Se tu tens fé verdadeira de que Cristo é teu Salvador, então no momento tens um Deus de graça, porque a fé te guia até dentro e abre o coração à vontade de Deus, para que possas ver uma graça pura e um amor transbordante. Isto é contemplar a Deus na fé, pela qual podes contemplar a Deus, olhar seu coração paternal e amigável sem ira ou falta de graça. Aquele que vê a Deus como só irado não o vê corretamente, mas só vê uma cortina como se uma nuvem obscura se houvesse caído sobre sua face.
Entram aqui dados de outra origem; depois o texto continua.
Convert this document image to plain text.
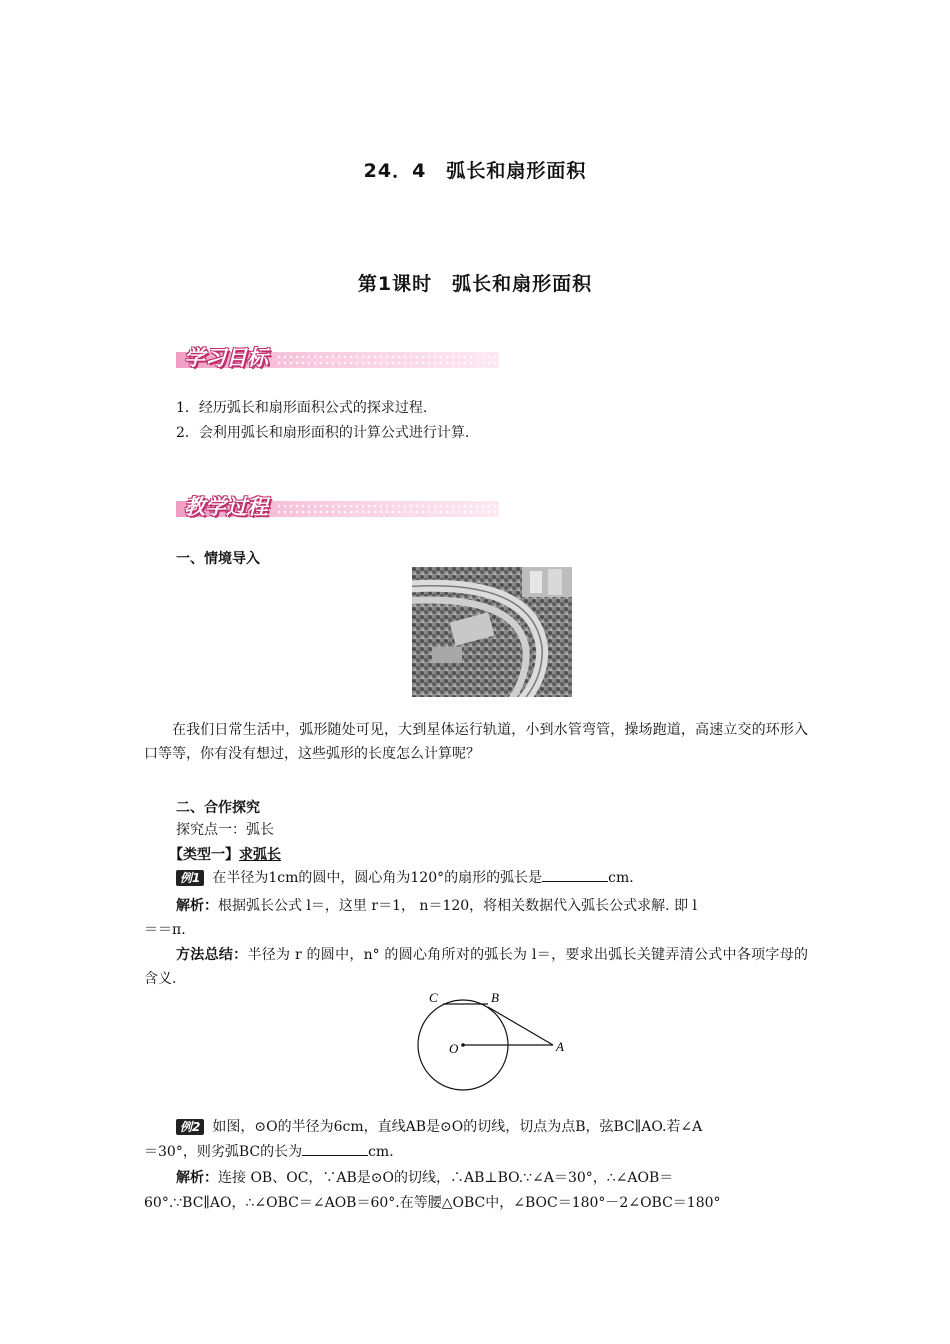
24．4　弧长和扇形面积
第1课时　弧长和扇形面积
学习目标
1．经历弧长和扇形面积公式的探求过程.
2．会利用弧长和扇形面积的计算公式进行计算.
教学过程
一、情境导入
在我们日常生活中，弧形随处可见，大到星体运行轨道，小到水管弯管，操场跑道，高速立交的环形入口等等，你有没有想过，这些弧形的长度怎么计算呢？
二、合作探究
探究点一：弧长
【类型一】求弧长
例1 在半径为1cm的圆中，圆心角为120°的扇形的弧长是	cm.
解析：根据弧长公式 l＝，这里 r＝1， n＝120，将相关数据代入弧长公式求解. 即 l
＝＝π.
方法总结：半径为 r 的圆中，n° 的圆心角所对的弧长为 l＝，要求出弧长关键弄清公式中各项字母的含义.
C	B
O	A
例2 如图，⊙O的半径为6cm，直线AB是⊙O的切线，切点为点B，弦BC∥AO.若∠A
＝30°，则劣弧BC的长为	cm.
解析：连接 OB、OC，∵AB是⊙O的切线，∴AB⊥BO.∵∠A＝30°，∴∠AOB＝
60°.∵BC∥AO，∴∠OBC＝∠AOB＝60°.在等腰△OBC中，∠BOC＝180°－2∠OBC＝180°
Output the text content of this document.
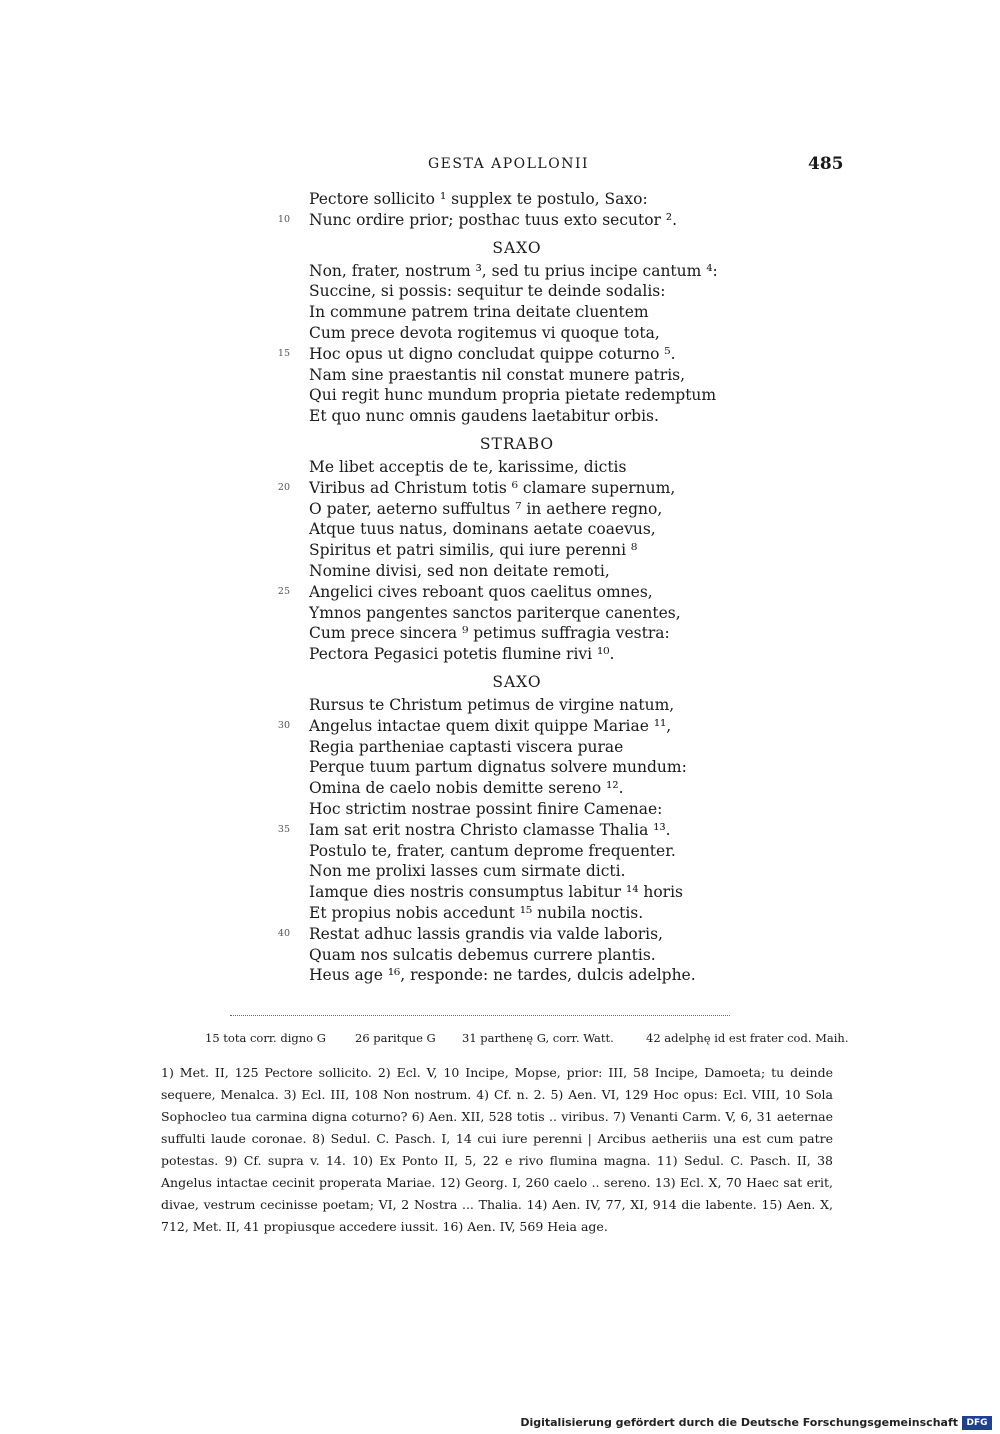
GESTA APOLLONII	485
Pectore sollicito ¹ supplex te postulo, Saxo:
10 Nunc ordire prior; posthac tuus exto secutor ².
SAXO
Non, frater, nostrum ³, sed tu prius incipe cantum ⁴:
Succine, si possis: sequitur te deinde sodalis:
In commune patrem trina deitate cluentem
Cum prece devota rogitemus vi quoque tota,
15 Hoc opus ut digno concludat quippe coturno ⁵.
Nam sine praestantis nil constat munere patris,
Qui regit hunc mundum propria pietate redemptum
Et quo nunc omnis gaudens laetabitur orbis.
STRABO
Me libet acceptis de te, karissime, dictis
20 Viribus ad Christum totis ⁶ clamare supernum,
O pater, aeterno suffultus ⁷ in aethere regno,
Atque tuus natus, dominans aetate coaevus,
Spiritus et patri similis, qui iure perenni ⁸
Nomine divisi, sed non deitate remoti,
25 Angelici cives reboant quos caelitus omnes,
Ymnos pangentes sanctos pariterque canentes,
Cum prece sincera ⁹ petimus suffragia vestra:
Pectora Pegasici potetis flumine rivi ¹⁰.
SAXO
Rursus te Christum petimus de virgine natum,
30 Angelus intactae quem dixit quippe Mariae ¹¹,
Regia partheniae captasti viscera purae
Perque tuum partum dignatus solvere mundum:
Omina de caelo nobis demitte sereno ¹².
Hoc strictim nostrae possint finire Camenae:
35 Iam sat erit nostra Christo clamasse Thalia ¹³.
Postulo te, frater, cantum deprome frequenter.
Non me prolixi lasses cum sirmate dicti.
Iamque dies nostris consumptus labitur ¹⁴ horis
Et propius nobis accedunt ¹⁵ nubila noctis.
40 Restat adhuc lassis grandis via valde laboris,
Quam nos sulcatis debemus currere plantis.
Heus age ¹⁶, responde: ne tardes, dulcis adelphe.
15 tota corr. digno G	26 paritque G 31 parthenę G, corr. Watt.	42 adelphę id est frater cod. Maih.

1) Met. II, 125 Pectore sollicito. 2) Ecl. V, 10 Incipe, Mopse, prior: III, 58 Incipe, Damoeta; tu deinde sequere, Menalca. 3) Ecl. III, 108 Non nostrum. 4) Cf. n. 2. 5) Aen. VI, 129 Hoc opus: Ecl. VIII, 10 Sola Sophocleo tua carmina digna coturno? 6) Aen. XII, 528 totis .. viribus. 7) Venanti Carm. V, 6, 31 aeternae suffulti laude coronae. 8) Sedul. C. Pasch. I, 14 cui iure perenni | Arcibus aetheriis una est cum patre potestas. 9) Cf. supra v. 14. 10) Ex Ponto II, 5, 22 e rivo flumina magna. 11) Sedul. C. Pasch. II, 38 Angelus intactae cecinit properata Mariae. 12) Georg. I, 260 caelo .. sereno. 13) Ecl. X, 70 Haec sat erit, divae, vestrum cecinisse poetam; VI, 2 Nostra ... Thalia. 14) Aen. IV, 77, XI, 914 die labente. 15) Aen. X, 712, Met. II, 41 propiusque accedere iussit. 16) Aen. IV, 569 Heia age.

Digitalisierung gefördert durch die Deutsche Forschungsgemeinschaft DFG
Como Isaías, Lutero sentiu a brasa acesa sobre seus lábios. Supôs que estava se desintegrando. Foi feito em pedaços pela visão de um Deus santo. Mais tarde disse que, antes que pudesse provar o céu, Deus primeiro teve que suspendê-lo do poço do inferno. Deus não desejou deixá-lo caído no poço, mas salvou sua vida. Quando Lutero chegou a entender o evangelho, as portas do paraíso se abriram de par em par, e ele entrou.
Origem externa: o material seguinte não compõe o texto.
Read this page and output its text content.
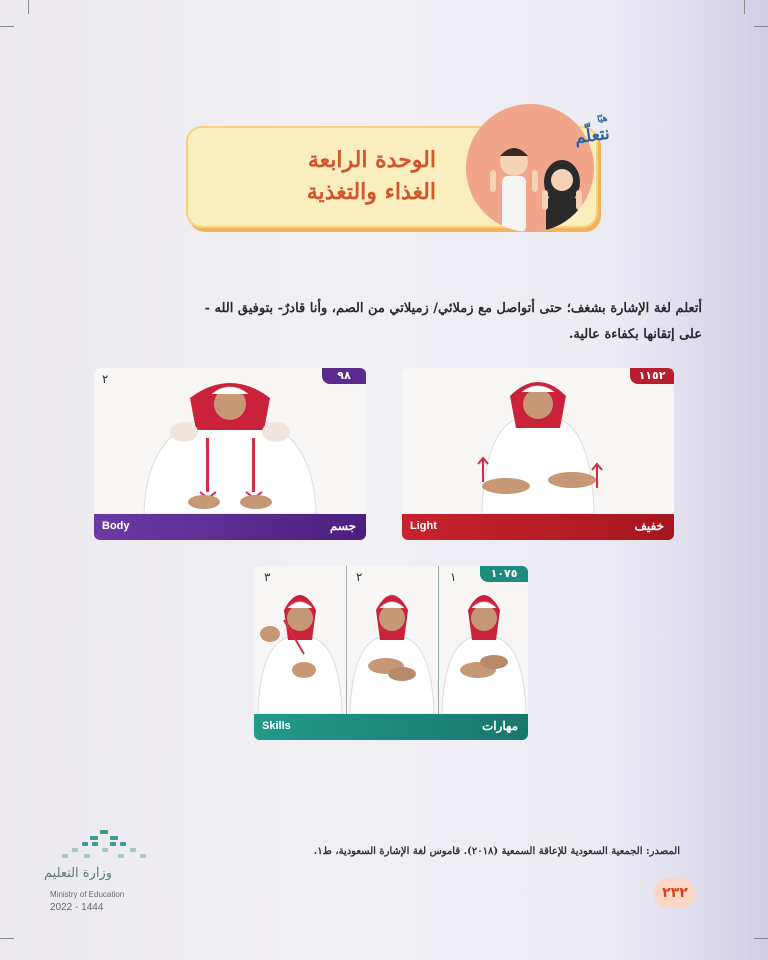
الوحدة الرابعة
الغذاء والتغذية
هيّا
نتعلّم
أتعلم لغة الإشارة بشغف؛ حتى أتواصل مع زملائي/ زميلاتي من الصم، وأنا قادرٌ- بتوفيق الله -
على إتقانها بكفاءة عالية.
٩٨
٢
Body	جسم
١١٥٢
Light	خفيف
٣	٢	١	١٠٧٥
Skills	مهارات
وزارة التعليم
Ministry of Education
2022 - 1444
المصدر: الجمعية السعودية للإعاقة السمعية (٢٠١٨). قاموس لغة الإشارة السعودية، ط١.
٢٣٢
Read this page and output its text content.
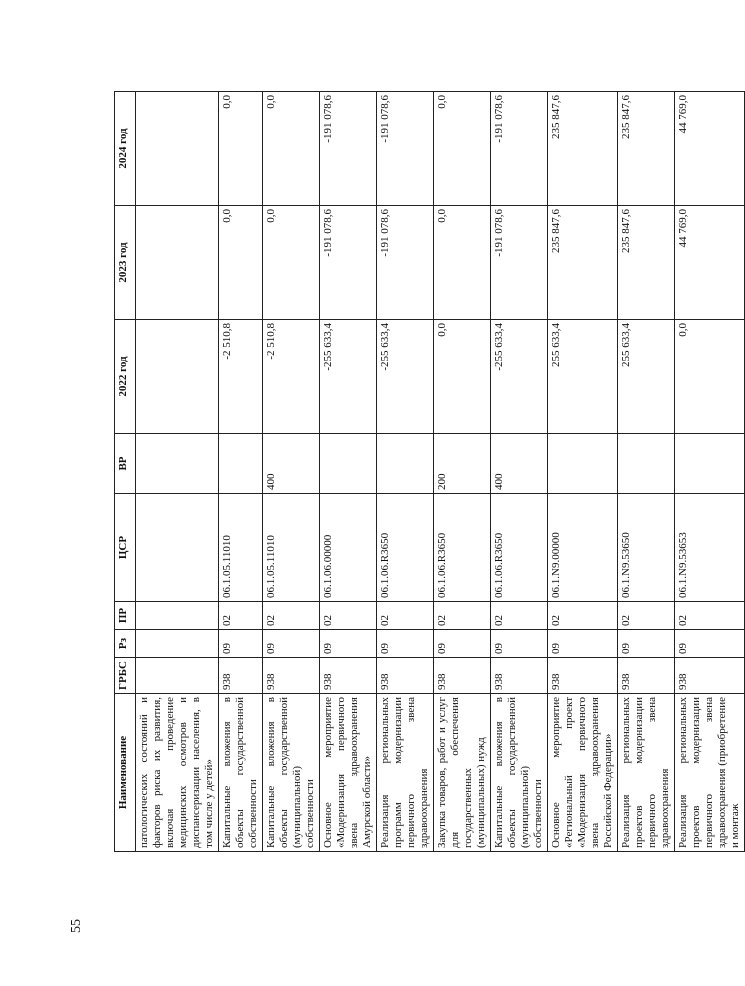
55
Наименование	ГРБС	Рз	ПР	ЦСР	ВР	2022 год	2023 год	2024 год
патологических состояний и факторов риска их развития, включая проведение медицинских осмотров и диспансеризации населения, в том числе у детей»								
Капитальные вложения в объекты государственной собственности	938	09	02	06.1.05.11010		-2 510,8	0,0	0,0
Капитальные вложения в объекты государственной (муниципальной) собственности	938	09	02	06.1.05.11010	400	-2 510,8	0,0	0,0
Основное мероприятие «Модернизация первичного звена здравоохранения Амурской области»	938	09	02	06.1.06.00000		-255 633,4	-191 078,6	-191 078,6
Реализация региональных программ модернизации первичного звена здравоохранения	938	09	02	06.1.06.R3650		-255 633,4	-191 078,6	-191 078,6
Закупка товаров, работ и услуг для обеспечения государственных (муниципальных) нужд	938	09	02	06.1.06.R3650	200	0,0	0,0	0,0
Капитальные вложения в объекты государственной (муниципальной) собственности	938	09	02	06.1.06.R3650	400	-255 633,4	-191 078,6	-191 078,6
Основное мероприятие «Региональный проект «Модернизация первичного звена здравоохранения Российской Федерации»	938	09	02	06.1.N9.00000		255 633,4	235 847,6	235 847,6
Реализация региональных проектов модернизации первичного звена здравоохранения	938	09	02	06.1.N9.53650		255 633,4	235 847,6	235 847,6
Реализация региональных проектов модернизации первичного звена здравоохранения (приобретение и монтаж	938	09	02	06.1.N9.53653		0,0	44 769,0	44 769,0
“O justo viverá pela fé!”. Este foi o grito da batalha da Reforma Protestante. A idéia de que a justificação é só pela fé, só pelos méritos de Cristo, era tão central no evangelho, que Lutero o chamava “o artigo sobre o qual a Igreja se mantém de pé ou cai”. Lutero sabia que era o artigo
sobre o qual se manteria de pé e não cairia.
Assim que Lutero entendeu o ensino de Paulo aos Romanos, nasceu de novo, O peso de sua culpa foi quitado. O tormento enlouquecedor terminou. Isto foi tão significativo para este homem, que ele foi capaz de comparecer ante o Papa, o concílio, os príncipes e o imperador, e, se houvesse necessidade, ante o mundo inteiro. Havia passado pelas portas do paraíso, e nada o arrastaria de volta.
Lutero foi um protestante que sabia sobre o que estava protestando! Lutero foi um louco? Talvez. Porém, se era, nossa oração é que Deus envie à terra uma epidemia de tal insanidade para que nós também possamos provar da justiça que é pela fé somente.